"It's a basic civil rights issue," says Helena Berger, SPA/BS '81, chief operating officer of the American Association of People with Disabilities (AAPD). Berger has made it her life's work to cut through fear and stigma attached to people with disabilities who deserve to enjoy the same rights as everyone else.
"Disability affects everyone," Berger says, whether from an accident, a debilitating illness, or simple decreased mobility in old age.
A native of Long Island, N.Y., Berger always knew she was interested in politics and advocacy work. After graduating from AU, she spent a few years working in finance, "but knew it wasn't the career path I wanted."
Then she saw a classified ad in the Philadelphia Inquirer for a position at the Eastern Paralyzed Veterans Association (now the United Spinal Association). With no background in disability work, nor a disability, Berger became an advocate for disabled veterans in the Southern New Jersey region.
Disability cuts across all classes, cultures, and incomes, says Berger, who advocates for legislation to protect access to education, employment, health care, housing, and transportation for the millions of Americans affected by disability.
A dozen years later, Berger has watched AAPD grow from a young organization with a staff of "two-and-a-half people," to an organization with a professional staff of 15 – and 100,000 members. In the future, Berger hopes to continue guiding AAPD as a member-centric organization that mobilizes the disability community into a powerful force for change. As the person responsible for managing the organization's programs, policies, and finances, Berger says, "I get up in the morning and know that I'm doing the right thing."

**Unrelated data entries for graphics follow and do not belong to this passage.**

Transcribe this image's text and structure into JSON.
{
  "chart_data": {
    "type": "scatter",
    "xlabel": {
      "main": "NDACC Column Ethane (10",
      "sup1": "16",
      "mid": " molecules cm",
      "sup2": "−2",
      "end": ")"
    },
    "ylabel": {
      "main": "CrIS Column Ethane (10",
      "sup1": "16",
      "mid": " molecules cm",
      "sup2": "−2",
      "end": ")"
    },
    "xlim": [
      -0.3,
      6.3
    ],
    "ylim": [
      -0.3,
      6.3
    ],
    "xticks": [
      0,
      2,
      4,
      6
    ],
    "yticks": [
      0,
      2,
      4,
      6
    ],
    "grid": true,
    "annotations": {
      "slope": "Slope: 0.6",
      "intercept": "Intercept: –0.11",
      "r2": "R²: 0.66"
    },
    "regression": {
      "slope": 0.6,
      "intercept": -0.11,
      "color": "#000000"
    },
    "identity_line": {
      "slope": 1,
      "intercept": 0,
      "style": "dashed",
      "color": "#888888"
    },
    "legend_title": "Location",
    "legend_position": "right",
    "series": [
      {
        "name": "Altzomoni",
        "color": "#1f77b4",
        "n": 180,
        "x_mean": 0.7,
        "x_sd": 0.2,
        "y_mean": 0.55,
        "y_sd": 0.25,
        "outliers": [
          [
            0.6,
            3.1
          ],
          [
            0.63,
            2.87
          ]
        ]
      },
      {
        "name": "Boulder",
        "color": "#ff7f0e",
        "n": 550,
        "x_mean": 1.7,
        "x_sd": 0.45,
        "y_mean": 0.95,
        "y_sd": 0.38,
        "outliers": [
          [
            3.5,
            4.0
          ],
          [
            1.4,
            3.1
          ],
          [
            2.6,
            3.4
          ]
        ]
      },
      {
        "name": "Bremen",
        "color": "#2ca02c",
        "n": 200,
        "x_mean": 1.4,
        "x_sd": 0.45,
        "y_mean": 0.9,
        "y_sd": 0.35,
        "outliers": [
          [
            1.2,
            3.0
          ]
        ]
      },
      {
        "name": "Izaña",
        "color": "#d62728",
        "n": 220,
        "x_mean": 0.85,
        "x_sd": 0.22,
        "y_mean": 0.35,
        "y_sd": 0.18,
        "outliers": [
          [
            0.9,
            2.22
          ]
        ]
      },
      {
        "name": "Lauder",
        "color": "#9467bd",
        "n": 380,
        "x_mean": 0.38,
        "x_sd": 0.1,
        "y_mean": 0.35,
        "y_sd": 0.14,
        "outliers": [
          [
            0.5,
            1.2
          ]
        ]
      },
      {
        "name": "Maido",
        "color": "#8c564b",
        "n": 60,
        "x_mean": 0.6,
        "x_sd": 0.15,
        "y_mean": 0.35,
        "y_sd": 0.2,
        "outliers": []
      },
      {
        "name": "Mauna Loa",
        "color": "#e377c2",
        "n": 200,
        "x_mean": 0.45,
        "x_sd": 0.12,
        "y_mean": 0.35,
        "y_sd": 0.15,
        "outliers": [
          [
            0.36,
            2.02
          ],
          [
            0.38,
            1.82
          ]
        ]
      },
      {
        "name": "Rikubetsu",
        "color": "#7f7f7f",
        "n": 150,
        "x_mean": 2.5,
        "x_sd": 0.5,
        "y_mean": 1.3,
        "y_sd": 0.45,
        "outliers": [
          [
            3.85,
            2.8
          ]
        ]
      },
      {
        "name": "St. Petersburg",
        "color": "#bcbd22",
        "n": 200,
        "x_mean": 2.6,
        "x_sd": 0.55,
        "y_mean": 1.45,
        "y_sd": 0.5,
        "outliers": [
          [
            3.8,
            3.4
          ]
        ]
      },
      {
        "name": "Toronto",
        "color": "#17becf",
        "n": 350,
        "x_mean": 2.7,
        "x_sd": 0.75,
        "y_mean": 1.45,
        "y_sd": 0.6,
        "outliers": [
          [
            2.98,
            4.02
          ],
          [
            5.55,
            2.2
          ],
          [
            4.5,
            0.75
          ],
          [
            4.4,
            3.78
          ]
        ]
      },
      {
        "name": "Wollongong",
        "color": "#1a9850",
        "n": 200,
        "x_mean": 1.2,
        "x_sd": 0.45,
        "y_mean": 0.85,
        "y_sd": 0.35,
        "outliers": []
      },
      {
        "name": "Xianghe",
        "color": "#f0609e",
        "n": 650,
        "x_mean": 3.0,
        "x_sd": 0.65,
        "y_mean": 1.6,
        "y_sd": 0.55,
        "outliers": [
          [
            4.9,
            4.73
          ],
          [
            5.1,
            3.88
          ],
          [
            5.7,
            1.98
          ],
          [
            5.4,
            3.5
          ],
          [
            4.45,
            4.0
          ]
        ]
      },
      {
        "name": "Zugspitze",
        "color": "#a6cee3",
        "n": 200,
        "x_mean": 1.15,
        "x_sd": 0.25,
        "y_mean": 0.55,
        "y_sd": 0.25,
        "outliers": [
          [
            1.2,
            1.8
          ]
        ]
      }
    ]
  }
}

During the recent presidential election, Berger was proud to have had a hand in organizing disability groups in New Hampshire and Ohio, hosting candidates' forums to address their issues. And thanks to the September 2008 passage of the Americans with Disabilities Amendments Act (the original ADA was signed into law in 1990), millions of people with disabilities will gain additional protections at work and in public life.